Wenn dem so ist, kann man ohne zu wissen, zu welchem Typ man gehört auch nicht sagen welche Therapie die richtige ist.
Ich denke auch jetzt einmal ein wenig weiter und kann mir vorstellen, dass ich als Spielertyp "Aktionsspieler" in einer SHG, in der nur "Vermeidungsspieler" sind, keine Hilfe erfahre. Wobei ich nicht weiß welcher Typ ich bin.

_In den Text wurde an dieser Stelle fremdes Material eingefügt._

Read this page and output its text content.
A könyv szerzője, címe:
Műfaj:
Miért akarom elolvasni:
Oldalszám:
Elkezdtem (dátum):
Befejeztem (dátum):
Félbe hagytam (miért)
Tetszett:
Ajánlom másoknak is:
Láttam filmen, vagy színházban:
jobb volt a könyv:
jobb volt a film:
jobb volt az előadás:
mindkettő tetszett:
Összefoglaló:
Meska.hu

Den ganzen Artikel, aus dem ich hier zitiert habe kannst Du unter: http://www.abendblatt.de/daten/2005/01/14/386605.html

nachlesen.

Liebe Grüße Karl

mumey
06.04.2005, 21:54
Hallo Karl, den Artikel finde ich sehr informativ. Ich denke, es ist für alle (Spieler und ihre Angehörigen) wichtig, Genaueres über das Phänomen der Spielsucht zu erfahren und die Forschung ist ja wohl erst am Anfang. Es leuchtet sehr ein, dass die Behandlung sich nach den ursächlichen Auslösern richten sollte, wenn sie erfolgreich sein will.
Dazu, dass sich einige nicht mehr im Forum melden: Immerhin muss man ja in der Lage sein, seinen Internetanschluss finanzieren zu können. Wer aber alles verspielt hat, dem geht auch diese Möglichkeit verloren. Die hier Versammelten haben es geschafft, ihre Telefonrechungen pünktlich zu bezahlen. Das ist ja schließlich auch etwas Positives!
Grüße von mumey

Chris
06.04.2005, 23:18
Hallo Karl,
Danke für die Mühe, die Du dir mit dem Artikel gemacht hast,
sehr informativ.
Ich kann nur sagen,die ganzen Informationen sind schön und gut ,damit kann ich mir nur bestätigen,dasß ich wirklich krank bin, selbstdiagnosen sind allein aber schwierig.
Auch bin ich nicht der Meinung, das Du als Actionspieler eine gänzlich andere Selbsthilfegruppe brauchst.
Ich zähle mich ja auch dazu und sie, die Gruppe hat mich vor größeren Schulden bewahrt.
Kapiert habe ich erst wirklich, was mit mir los ist, durch einen heftigsten Absturz letzten Winter auch voll depressiv
,da half auch keine "Aktion", mehr ,sie machte alles nur noch schlimmer, weil ich absolut nicht mehr auch mit Gewinnen,aufhören konnte bis garantiert alles weg war.
Als dann 2 Mieten dann auch noch weg waren,hats gereicht,
ich bin zum Glück halbwegs nüchtern geworden, und will
es zum Verrecken auch bleiben.
Sagen in der Gruppe ,ich will nicht mehr reichte nicht,
es muß erst das ganze Bewußtsein sich verändern!!Und das Verhalten.
Den Rest hoffe ich jetzt in der Therapie zu bewältigen,die bald anfängt. Das eigentliche Leben ist nur durch GAme over
möglich, das merkst Du sicher auch. Wie siehst Du das für Dich?